Optimize the code with vectorization

Describes how to iteratively optimize the vectorization example code with vectorization, and profile it with Linaro MAP.

Prerequisites

Procedure

  1. Begin with the first failed vectorization attempt. According to the compiler remark annotation in Fig. 15, the compiler is unable to identify the array bounds so vectorization was not possible.
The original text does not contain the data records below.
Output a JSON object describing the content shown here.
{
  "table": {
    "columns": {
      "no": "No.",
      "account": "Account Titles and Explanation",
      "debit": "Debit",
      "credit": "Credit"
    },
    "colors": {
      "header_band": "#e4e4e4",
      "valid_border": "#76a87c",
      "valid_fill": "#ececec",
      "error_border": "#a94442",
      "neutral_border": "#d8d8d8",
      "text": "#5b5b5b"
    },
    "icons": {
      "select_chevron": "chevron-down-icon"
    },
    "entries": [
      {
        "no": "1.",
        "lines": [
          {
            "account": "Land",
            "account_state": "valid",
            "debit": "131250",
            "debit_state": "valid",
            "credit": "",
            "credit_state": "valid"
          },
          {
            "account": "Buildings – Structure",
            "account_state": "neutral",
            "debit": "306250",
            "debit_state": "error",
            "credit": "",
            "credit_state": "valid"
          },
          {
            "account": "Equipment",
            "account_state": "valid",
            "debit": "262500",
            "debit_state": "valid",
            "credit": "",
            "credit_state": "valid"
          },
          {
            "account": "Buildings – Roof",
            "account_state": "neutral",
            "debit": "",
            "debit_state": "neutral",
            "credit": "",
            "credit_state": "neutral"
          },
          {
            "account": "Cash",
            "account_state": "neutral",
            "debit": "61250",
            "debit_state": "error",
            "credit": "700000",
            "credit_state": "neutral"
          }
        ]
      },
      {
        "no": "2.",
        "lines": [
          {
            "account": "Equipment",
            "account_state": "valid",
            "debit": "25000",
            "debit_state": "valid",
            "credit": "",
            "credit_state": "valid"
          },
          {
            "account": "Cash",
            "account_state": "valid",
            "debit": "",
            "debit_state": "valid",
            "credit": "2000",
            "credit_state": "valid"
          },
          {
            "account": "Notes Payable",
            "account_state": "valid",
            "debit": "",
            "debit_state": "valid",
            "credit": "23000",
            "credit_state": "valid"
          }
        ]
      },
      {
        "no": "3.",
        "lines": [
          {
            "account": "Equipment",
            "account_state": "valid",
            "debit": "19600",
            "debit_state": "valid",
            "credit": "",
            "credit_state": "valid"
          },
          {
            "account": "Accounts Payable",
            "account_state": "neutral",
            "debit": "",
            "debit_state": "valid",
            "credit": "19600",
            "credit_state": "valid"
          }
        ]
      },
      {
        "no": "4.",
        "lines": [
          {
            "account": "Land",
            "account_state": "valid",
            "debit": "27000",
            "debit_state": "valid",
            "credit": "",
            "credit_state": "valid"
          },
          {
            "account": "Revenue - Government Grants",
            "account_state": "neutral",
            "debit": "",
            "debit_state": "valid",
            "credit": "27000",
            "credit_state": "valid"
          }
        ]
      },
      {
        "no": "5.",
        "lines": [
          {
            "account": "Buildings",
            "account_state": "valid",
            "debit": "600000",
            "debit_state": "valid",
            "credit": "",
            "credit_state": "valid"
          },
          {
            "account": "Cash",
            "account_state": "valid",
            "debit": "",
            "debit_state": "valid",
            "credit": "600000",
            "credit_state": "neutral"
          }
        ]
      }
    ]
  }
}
    ../../_images/map_vectorization_without_opt1.png

    Fig. 15 Compiler remark for a failed vectorization attempt due to unknown array bounds

    Assist the compiler by clarifying the bounds:

    for (int i = 0; i < num/2; i++)
    {
        arr2[2*i] = 3.0f * arr1[i];
        arr2[2*i+1] = 3.0f * arr1[i];
    }
    
  2. Compile the application by running make, and profile with Linaro MAP:

    make -f vectorization.makefile
    map ./vectorization
    

    Notice in Fig. 16 that the vectorization attempt is now successful, and that the runtime of the program has been reduced.
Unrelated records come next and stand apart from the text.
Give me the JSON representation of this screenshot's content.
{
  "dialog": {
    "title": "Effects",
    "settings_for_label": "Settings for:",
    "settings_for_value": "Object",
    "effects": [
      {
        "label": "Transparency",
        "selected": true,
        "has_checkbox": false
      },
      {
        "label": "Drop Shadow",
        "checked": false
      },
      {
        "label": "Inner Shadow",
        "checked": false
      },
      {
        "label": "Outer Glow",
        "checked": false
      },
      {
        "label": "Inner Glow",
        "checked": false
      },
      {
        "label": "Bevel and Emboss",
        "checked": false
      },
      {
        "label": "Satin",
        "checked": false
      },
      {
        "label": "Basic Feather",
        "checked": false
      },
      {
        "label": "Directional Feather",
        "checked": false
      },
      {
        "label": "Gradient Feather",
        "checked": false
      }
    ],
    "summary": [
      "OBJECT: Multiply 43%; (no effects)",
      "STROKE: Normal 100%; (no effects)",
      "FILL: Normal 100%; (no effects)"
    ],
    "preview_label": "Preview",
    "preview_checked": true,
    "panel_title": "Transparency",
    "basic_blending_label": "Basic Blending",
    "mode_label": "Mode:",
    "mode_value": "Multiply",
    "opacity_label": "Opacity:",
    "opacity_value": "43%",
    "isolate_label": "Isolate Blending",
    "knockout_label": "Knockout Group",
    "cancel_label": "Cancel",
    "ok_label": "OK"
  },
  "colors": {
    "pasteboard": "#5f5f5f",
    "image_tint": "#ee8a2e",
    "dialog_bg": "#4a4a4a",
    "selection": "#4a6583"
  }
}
    ../../_images/map_vectorization_with_opt1.png

    Fig. 16 Compiler remark for a successful vectorization attempt after providing array bounds

  3. Next focus on the failed vectorization attempt at the nested loop. The compiler has deemed vectorization to be non-beneficial due to the non-sequential memory accesses in this loop (see Fig. 17).

    ../../_images/map_vectorization_without_opt2.png

    Fig. 17 Compiler remark for a failed vectorization attempt due to non-sequential memory accesses

    Optimize the performance of this loop by interchanging the loop conditions.
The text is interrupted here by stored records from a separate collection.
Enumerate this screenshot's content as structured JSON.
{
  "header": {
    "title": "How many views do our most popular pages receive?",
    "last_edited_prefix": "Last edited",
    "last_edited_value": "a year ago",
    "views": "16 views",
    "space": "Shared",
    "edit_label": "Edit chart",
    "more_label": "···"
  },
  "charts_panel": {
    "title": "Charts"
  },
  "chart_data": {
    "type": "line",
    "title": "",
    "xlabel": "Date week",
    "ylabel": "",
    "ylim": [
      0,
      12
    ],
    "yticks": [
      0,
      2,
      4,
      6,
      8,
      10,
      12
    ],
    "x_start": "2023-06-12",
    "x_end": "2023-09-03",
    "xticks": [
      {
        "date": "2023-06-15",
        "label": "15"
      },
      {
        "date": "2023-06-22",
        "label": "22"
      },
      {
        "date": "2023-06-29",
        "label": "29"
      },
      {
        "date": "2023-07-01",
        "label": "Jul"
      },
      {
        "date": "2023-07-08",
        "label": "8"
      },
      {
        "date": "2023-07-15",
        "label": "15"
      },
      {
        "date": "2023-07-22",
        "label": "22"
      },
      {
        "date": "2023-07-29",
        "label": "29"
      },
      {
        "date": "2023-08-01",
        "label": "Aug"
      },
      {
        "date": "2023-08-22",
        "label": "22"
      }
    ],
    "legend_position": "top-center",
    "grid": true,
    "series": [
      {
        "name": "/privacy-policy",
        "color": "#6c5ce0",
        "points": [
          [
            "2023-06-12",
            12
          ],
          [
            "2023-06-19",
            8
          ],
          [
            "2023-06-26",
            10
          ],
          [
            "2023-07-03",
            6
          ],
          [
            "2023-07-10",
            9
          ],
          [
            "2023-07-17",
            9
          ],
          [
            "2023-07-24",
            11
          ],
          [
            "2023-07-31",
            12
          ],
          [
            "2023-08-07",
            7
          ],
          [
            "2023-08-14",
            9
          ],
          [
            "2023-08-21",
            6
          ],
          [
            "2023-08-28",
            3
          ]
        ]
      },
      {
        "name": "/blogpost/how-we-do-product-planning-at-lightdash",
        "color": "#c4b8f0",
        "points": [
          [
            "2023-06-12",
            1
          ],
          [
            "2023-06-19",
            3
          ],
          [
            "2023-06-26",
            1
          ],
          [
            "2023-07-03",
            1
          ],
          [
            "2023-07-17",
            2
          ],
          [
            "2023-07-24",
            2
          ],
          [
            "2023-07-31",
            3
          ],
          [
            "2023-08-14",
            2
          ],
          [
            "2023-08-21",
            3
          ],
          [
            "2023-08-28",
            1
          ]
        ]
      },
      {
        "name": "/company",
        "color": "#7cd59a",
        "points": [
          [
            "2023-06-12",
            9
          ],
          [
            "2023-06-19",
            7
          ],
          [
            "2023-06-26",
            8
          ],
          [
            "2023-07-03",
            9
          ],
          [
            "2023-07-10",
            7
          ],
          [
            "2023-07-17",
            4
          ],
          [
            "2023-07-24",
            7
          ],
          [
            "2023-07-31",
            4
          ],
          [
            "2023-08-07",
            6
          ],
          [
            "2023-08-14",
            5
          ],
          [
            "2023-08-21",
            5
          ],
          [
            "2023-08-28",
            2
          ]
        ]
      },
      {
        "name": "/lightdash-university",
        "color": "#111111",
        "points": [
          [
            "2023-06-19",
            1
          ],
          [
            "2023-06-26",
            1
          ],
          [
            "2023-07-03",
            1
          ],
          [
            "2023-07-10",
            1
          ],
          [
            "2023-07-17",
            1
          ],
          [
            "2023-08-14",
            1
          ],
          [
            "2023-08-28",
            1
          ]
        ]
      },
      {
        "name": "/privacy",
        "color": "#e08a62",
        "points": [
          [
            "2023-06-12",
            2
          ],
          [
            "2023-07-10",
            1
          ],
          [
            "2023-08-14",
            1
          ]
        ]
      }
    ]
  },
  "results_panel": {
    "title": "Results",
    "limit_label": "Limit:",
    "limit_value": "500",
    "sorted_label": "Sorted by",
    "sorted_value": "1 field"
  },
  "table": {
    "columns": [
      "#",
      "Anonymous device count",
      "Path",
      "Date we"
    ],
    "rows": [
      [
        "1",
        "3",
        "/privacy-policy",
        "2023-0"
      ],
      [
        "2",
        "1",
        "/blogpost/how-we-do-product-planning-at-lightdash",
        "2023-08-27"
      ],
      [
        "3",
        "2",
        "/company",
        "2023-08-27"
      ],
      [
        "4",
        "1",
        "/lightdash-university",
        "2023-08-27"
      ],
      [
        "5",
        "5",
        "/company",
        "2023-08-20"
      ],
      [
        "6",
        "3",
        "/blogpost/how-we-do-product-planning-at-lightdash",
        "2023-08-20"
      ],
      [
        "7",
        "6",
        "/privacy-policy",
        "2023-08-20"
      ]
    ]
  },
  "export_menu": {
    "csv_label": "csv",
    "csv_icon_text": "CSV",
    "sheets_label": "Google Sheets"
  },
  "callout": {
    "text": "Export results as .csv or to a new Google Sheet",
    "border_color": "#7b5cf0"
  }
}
    for (int j = 0; j < cols; j++)
    {
        for (int i = 0; i < rows; i++)
        {
            z[j * cols + i] = x[j * cols + i] - y[j * cols + i];
        }
    }
    

    Compile and profile the application again. Notice that the vectorization attempt is now successful in Fig. 18, and that the runtime of the program has been reduced.

    ../../_images/map_vectorization_with_opt2.png

    Fig. 18 Compiler remark for a successful vectorization attempt after interchanging loop conditions

  4. Now focus on the final failed vectorization attempt (Fig. 19). This loop contains a loop-carried dependency, i.e. the result of one iteration is dependent on another.

    ../../_images/map_vectorization_without_opt3.png

    Fig. 19 Compiler remark for a failed vectorization attempt due to a loop-carried dependency

    It cannot be fully vectorized, but it can be distributed into vectorizable and unvectorizable parts as follows:

    for (int i = 1; i < size; i++)
    {
        x[i] = x[i - 1] * y[i - 1] - z[i];
        y[i] = 2.0f * y[i - 1];
    }
    
    for (int i = 1; i < size; i++)
    {
        z[i] = x[i] + y[i];
    }
    

    Compile and profile the application again. Although the compiler has vectorized the second distributed loop in Fig. 20, depending on your system the runtime of the program may have increased due to the introduction of another loop.

    ../../_images/map_vectorization_with_opt3.png

    Fig. 20 Compiler remarks showing both a failed and a successful vectorization attempt after distributing the loop

    This shows that acting upon all failed compiler optimization remarks may not always be beneficial. Revert the last change to optimize the runtime of the program if that is the case.